In fact, research from Anthropic (the creators of MCP!) showed that a “Code-First” approach, where the AI just writes Python code to talk to an API, is 98.7% more efficient than using standard MCP tools.

98.7%.

That is a staggering number.

So, if MCP is 98% less efficient than just letting the AI write code, why are Google, Microsoft, and everyone else adopting it?

The Boring Truth: Governance Wins

The reason MCP “won” isn’t technical.

It’s political.

Imagine you are the CIO of a massive Fortune 500 bank.

Your developers come to you and say: “Hey, we want to let this AI agent write its own Python code to interact with our customer database. It’s 98% more efficient!”

Do you know what you would say?

“Absolutely not.”

Letting an AI write and execute arbitrary code on your servers is a security nightmare. It is the “Wild West”.

Enter MCP.

MCP allows that same CIO to say:

“Okay, you can connect the AI to the database. But ONLY via this specific MCP Server. And that server ONLY allows these 3 specific actions: ‘Read Balance’, ‘View Transaction’, and ‘Freeze Account’.”

It puts the AI in a Sandbox. It gives the enterprise control. The value of MCP isn’t that it’s the fastest way to build. The value is that it is the safest way to scale.

The “Network Effect” You Can’t Ignore

There is one final reason you need to care about this.

Laziness.

(Or, more professionally: “Velocity.”)

In early 2025, something shifted.

Suddenly, the ecosystem exploded.

Today, if you want your product to integrate with Notion, Slack, Postgres, and Google Drive, you don’t need to hire a team of backend engineers to build those four integrations.

You just download the pre-built MCP Servers for those tools.

Boom. Done.

Your AI can now talk to all of them.

This is the power of a standard.

Because everyone agreed to speak the same language, the “cost” of adding a new integration dropped from Weeks to Minutes.

How To Use This Information

So, what do you actually do with this?

You don’t need to learn how to write a JSON-RPC handler. But you do need to change your product roadmap.

1. Stop building custom “Connectors.”If you are building a SaaS product, do not waste time building a bespoke “Zapier-style” integration layer. Build an MCP Server for your product instead. If you have an MCP server, any AI agent can use your product.

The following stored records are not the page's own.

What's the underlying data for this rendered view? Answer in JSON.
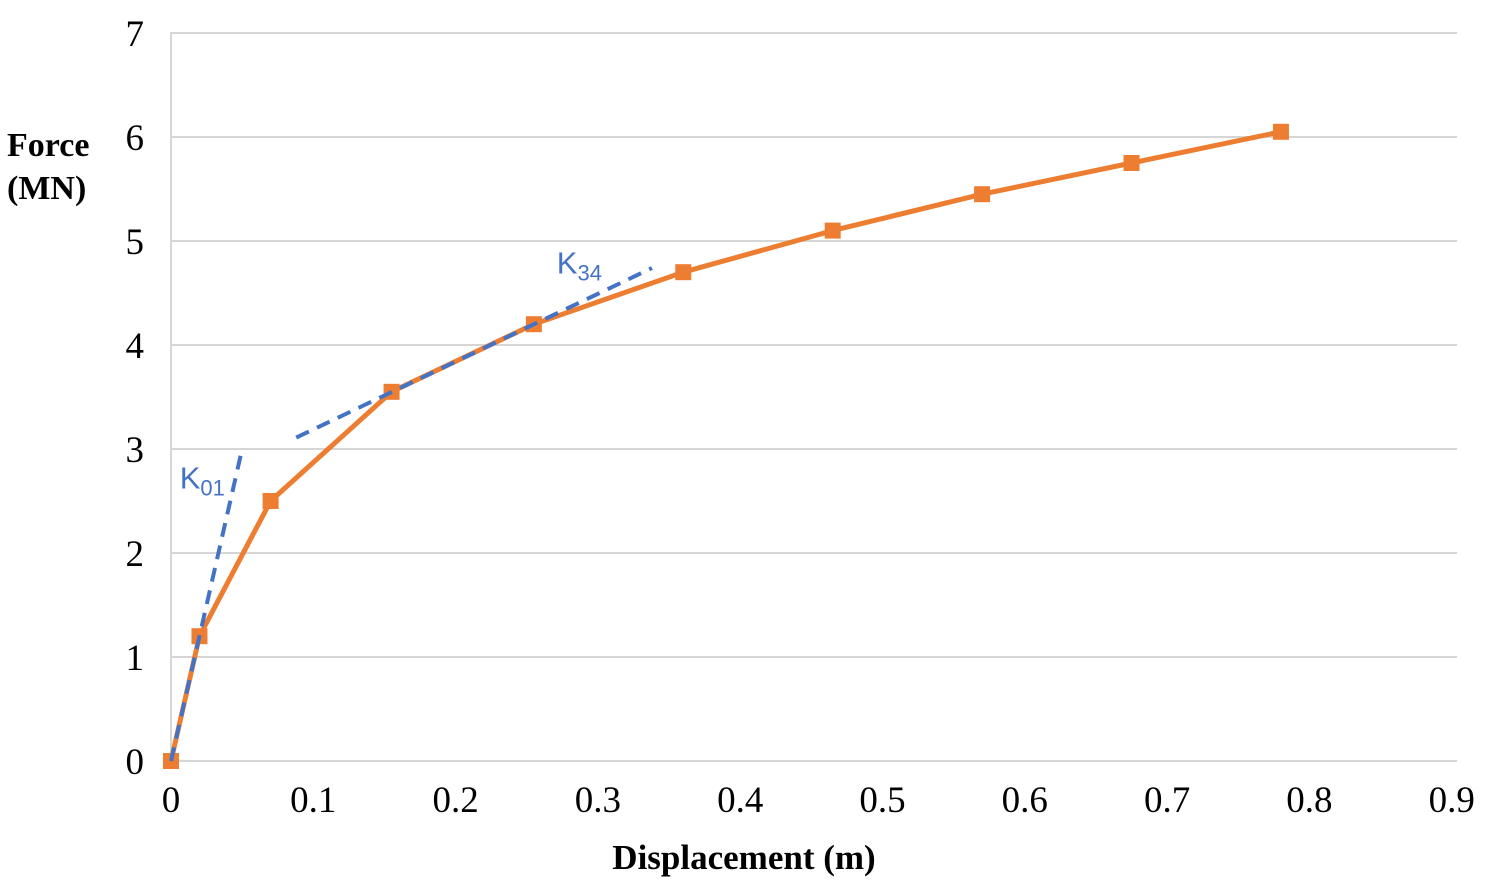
{
  "chart_data": {
    "type": "line",
    "title": "",
    "xlabel": "Displacement (m)",
    "ylabel": "Force (MN)",
    "ylabel_lines": [
      "Force",
      "(MN)"
    ],
    "xlim": [
      0,
      0.9
    ],
    "ylim": [
      0,
      7
    ],
    "grid": "horizontal",
    "legend": "none",
    "colors": {
      "series": "#ED7D31",
      "annotation": "#4472C4",
      "gridline": "#D6D6D6",
      "axis_text": "#000000"
    },
    "x_ticks": [
      {
        "v": 0,
        "label": "0"
      },
      {
        "v": 0.1,
        "label": "0.1"
      },
      {
        "v": 0.2,
        "label": "0.2"
      },
      {
        "v": 0.3,
        "label": "0.3"
      },
      {
        "v": 0.4,
        "label": "0.4"
      },
      {
        "v": 0.5,
        "label": "0.5"
      },
      {
        "v": 0.6,
        "label": "0.6"
      },
      {
        "v": 0.7,
        "label": "0.7"
      },
      {
        "v": 0.8,
        "label": "0.8"
      },
      {
        "v": 0.9,
        "label": "0.9"
      }
    ],
    "y_ticks": [
      {
        "v": 0,
        "label": "0"
      },
      {
        "v": 1,
        "label": "1"
      },
      {
        "v": 2,
        "label": "2"
      },
      {
        "v": 3,
        "label": "3"
      },
      {
        "v": 4,
        "label": "4"
      },
      {
        "v": 5,
        "label": "5"
      },
      {
        "v": 6,
        "label": "6"
      },
      {
        "v": 7,
        "label": "7"
      }
    ],
    "series": [
      {
        "marker": "square",
        "color": "#ED7D31",
        "points": [
          [
            0,
            0
          ],
          [
            0.02,
            1.2
          ],
          [
            0.07,
            2.5
          ],
          [
            0.155,
            3.55
          ],
          [
            0.255,
            4.2
          ],
          [
            0.36,
            4.7
          ],
          [
            0.465,
            5.1
          ],
          [
            0.57,
            5.45
          ],
          [
            0.675,
            5.75
          ],
          [
            0.78,
            6.05
          ]
        ]
      }
    ],
    "annotations": [
      {
        "id": "K01",
        "text_base": "K",
        "text_sub": "01",
        "color": "#4472C4",
        "style": "dashed",
        "line": {
          "x1": 0,
          "y1": 0,
          "x2": 0.05,
          "y2": 3.0
        },
        "label": {
          "x": 0.022,
          "y": 2.69
        }
      },
      {
        "id": "K34",
        "text_base": "K",
        "text_sub": "34",
        "color": "#4472C4",
        "style": "dashed",
        "line": {
          "x1": 0.088,
          "y1": 3.11,
          "x2": 0.338,
          "y2": 4.74
        },
        "label": {
          "x": 0.287,
          "y": 4.76
        }
      }
    ]
  }
}
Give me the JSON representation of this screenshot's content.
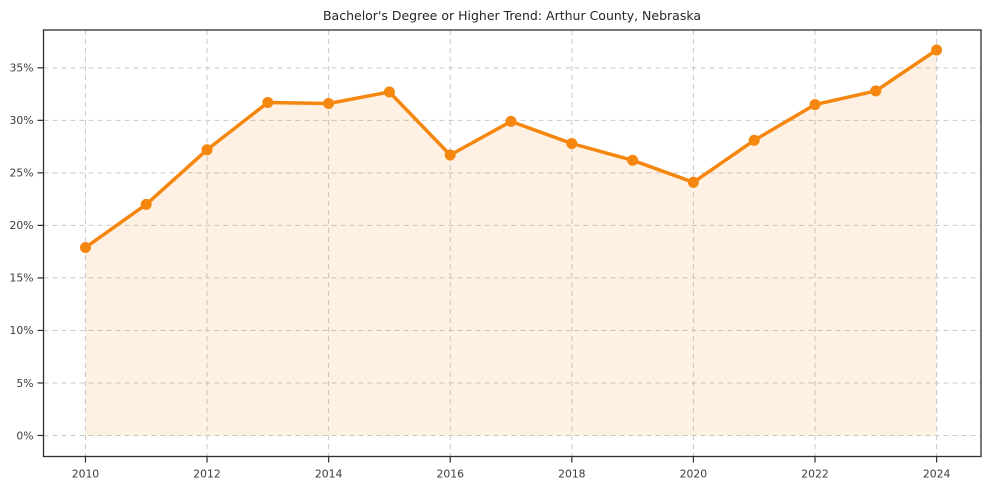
{
  "chart_data": {
    "type": "line",
    "title": "Bachelor's Degree or Higher Trend: Arthur County, Nebraska",
    "x": [
      2010,
      2011,
      2012,
      2013,
      2014,
      2015,
      2016,
      2017,
      2018,
      2019,
      2020,
      2021,
      2022,
      2023,
      2024
    ],
    "series": [
      {
        "name": "Bachelor's Degree or Higher (%)",
        "values": [
          17.9,
          22.0,
          27.2,
          31.7,
          31.6,
          32.7,
          26.7,
          29.9,
          27.8,
          26.2,
          24.1,
          28.1,
          31.5,
          32.8,
          36.7
        ]
      }
    ],
    "unit": "%",
    "xlabel": "",
    "ylabel": "",
    "xticks": [
      2010,
      2012,
      2014,
      2016,
      2018,
      2020,
      2022,
      2024
    ],
    "xtick_labels": [
      "2010",
      "2012",
      "2014",
      "2016",
      "2018",
      "2020",
      "2022",
      "2024"
    ],
    "yticks": [
      0,
      5,
      10,
      15,
      20,
      25,
      30,
      35
    ],
    "ytick_labels": [
      "0%",
      "5%",
      "10%",
      "15%",
      "20%",
      "25%",
      "30%",
      "35%"
    ],
    "xlim": [
      2009.31,
      2024.73
    ],
    "ylim": [
      -2.0,
      38.6
    ],
    "fill_baseline": 0,
    "grid": "both, dashed",
    "legend_position": "none",
    "colors": {
      "line": "#f5870f",
      "marker": "#f5870f",
      "area_fill": "#f5870f",
      "area_fill_opacity": "0.12",
      "grid": "#c9c9c9",
      "spine": "#2f2f2f",
      "tick_text": "#3c3c3c",
      "title_text": "#262626",
      "background": "#ffffff"
    }
  }
}
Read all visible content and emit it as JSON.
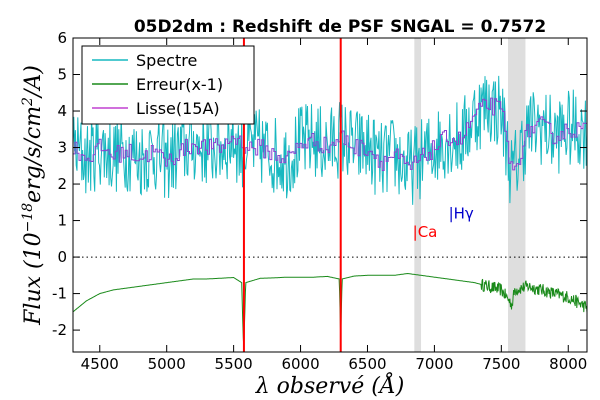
{
  "chart_data": {
    "type": "line",
    "title": "05D2dm : Redshift de PSF SNGAL = 0.7572",
    "xlabel": "λ observé (Å)",
    "ylabel": "Flux (10^-18 erg/s/cm^2/A)",
    "ylabel_parts": {
      "a": "Flux (10",
      "exp": "−18",
      "b": "erg/s/cm",
      "sup2": "2",
      "c": "/A)"
    },
    "xlim": [
      4300,
      8140
    ],
    "ylim": [
      -2.6,
      6
    ],
    "xticks": [
      4500,
      5000,
      5500,
      6000,
      6500,
      7000,
      7500,
      8000
    ],
    "yticks": [
      -2,
      -1,
      0,
      1,
      2,
      3,
      4,
      5,
      6
    ],
    "legend": {
      "placement": "top-left",
      "entries": [
        {
          "label": "Spectre",
          "color": "#17b8c0"
        },
        {
          "label": "Erreur(x-1)",
          "color": "#1a8a1a"
        },
        {
          "label": "Lisse(15A)",
          "color": "#c040d0"
        }
      ]
    },
    "colors": {
      "spectre": "#17b8c0",
      "erreur": "#1a8a1a",
      "lisse": "#8a44d0",
      "skyline": "#ff0000",
      "band": "#dedede",
      "ca": "#ff0000",
      "hy": "#0000cc"
    },
    "series": [
      {
        "name": "Spectre",
        "x": [
          4300,
          4400,
          4500,
          4600,
          4700,
          4800,
          4900,
          5000,
          5100,
          5200,
          5300,
          5400,
          5500,
          5550,
          5600,
          5700,
          5800,
          5900,
          6000,
          6100,
          6200,
          6300,
          6400,
          6500,
          6600,
          6700,
          6800,
          6900,
          7000,
          7100,
          7200,
          7300,
          7400,
          7500,
          7580,
          7650,
          7700,
          7800,
          7900,
          8000,
          8100,
          8140
        ],
        "y": [
          3.0,
          2.7,
          3.0,
          2.8,
          2.9,
          2.7,
          2.9,
          2.6,
          2.9,
          3.1,
          3.0,
          3.0,
          3.3,
          2.9,
          3.0,
          3.0,
          2.8,
          2.7,
          3.1,
          3.2,
          3.0,
          3.3,
          3.0,
          3.0,
          2.6,
          2.8,
          2.4,
          2.7,
          3.0,
          3.3,
          3.2,
          3.9,
          4.2,
          4.0,
          2.2,
          3.0,
          3.5,
          3.6,
          3.3,
          3.5,
          3.5,
          3.5
        ],
        "noise": 1.1
      },
      {
        "name": "Erreur(x-1)",
        "x": [
          4300,
          4400,
          4500,
          4600,
          4700,
          4800,
          4900,
          5000,
          5100,
          5200,
          5300,
          5400,
          5500,
          5560,
          5575,
          5590,
          5700,
          5800,
          5900,
          6000,
          6100,
          6200,
          6290,
          6300,
          6310,
          6400,
          6500,
          6600,
          6700,
          6800,
          6900,
          7000,
          7100,
          7200,
          7300,
          7400,
          7500,
          7580,
          7600,
          7700,
          7800,
          7900,
          8000,
          8100,
          8140
        ],
        "y": [
          -1.5,
          -1.2,
          -1.0,
          -0.9,
          -0.85,
          -0.8,
          -0.75,
          -0.7,
          -0.65,
          -0.6,
          -0.6,
          -0.58,
          -0.56,
          -0.7,
          -2.6,
          -0.7,
          -0.58,
          -0.57,
          -0.55,
          -0.55,
          -0.55,
          -0.53,
          -0.6,
          -2.3,
          -0.6,
          -0.52,
          -0.5,
          -0.5,
          -0.5,
          -0.45,
          -0.5,
          -0.55,
          -0.6,
          -0.65,
          -0.7,
          -0.8,
          -0.9,
          -1.3,
          -0.9,
          -0.8,
          -0.9,
          -1.0,
          -1.1,
          -1.3,
          -1.4
        ]
      },
      {
        "name": "Lisse(15A)",
        "x": [
          4300,
          4400,
          4500,
          4600,
          4700,
          4800,
          4900,
          5000,
          5100,
          5200,
          5300,
          5400,
          5500,
          5600,
          5700,
          5800,
          5900,
          6000,
          6100,
          6200,
          6300,
          6400,
          6500,
          6600,
          6700,
          6800,
          6900,
          7000,
          7100,
          7200,
          7300,
          7400,
          7500,
          7580,
          7650,
          7700,
          7800,
          7900,
          8000,
          8100,
          8140
        ],
        "y": [
          3.0,
          2.7,
          3.0,
          2.8,
          2.9,
          2.7,
          2.9,
          2.6,
          2.9,
          3.1,
          3.0,
          3.0,
          3.3,
          3.0,
          3.0,
          2.8,
          2.7,
          3.1,
          3.2,
          3.0,
          3.3,
          3.0,
          3.0,
          2.6,
          2.8,
          2.4,
          2.7,
          3.0,
          3.3,
          3.2,
          3.9,
          4.2,
          4.0,
          2.2,
          3.0,
          3.5,
          3.6,
          3.3,
          3.5,
          3.5,
          3.5
        ]
      }
    ],
    "sky_lines_x": [
      5577,
      6300
    ],
    "bands": [
      [
        6850,
        6900
      ],
      [
        7550,
        7680
      ]
    ],
    "zero_line": 0,
    "annotations": [
      {
        "text": "|Ca",
        "x": 6930,
        "y": 0.55,
        "color": "#ff0000"
      },
      {
        "text": "|Hγ",
        "x": 7200,
        "y": 1.05,
        "color": "#0000cc"
      }
    ]
  }
}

2. Look for the “Gateway.” The next big opportunity is in managing these connections. As a PM, think about “User Permissions.” How do you ensure the AI doesn’t delete a file it shouldn’t? This is the new frontier of User Experience.

3. Ignore the “Bloat” complaints. Yes, the engineers are right. It is inefficient right now. But optimization always follows standardization. (Remember how slow the early Web was?). The protocol will get better. Do not bet against the standard just because version 1.0 is heavy.

The Final Takeaway

I understand why MCPs might look like a step backward.

It looks like we are taking the infinite creativity of AI and forcing it into a boring, rigid, bureaucratic box.

But that is exactly the point.

To go from a cool demo to a global infrastructure, AI needed a boring, rigid box.

It needed a USB-C port.

MCP is that port.

And now that we have it, the real building can finally begin.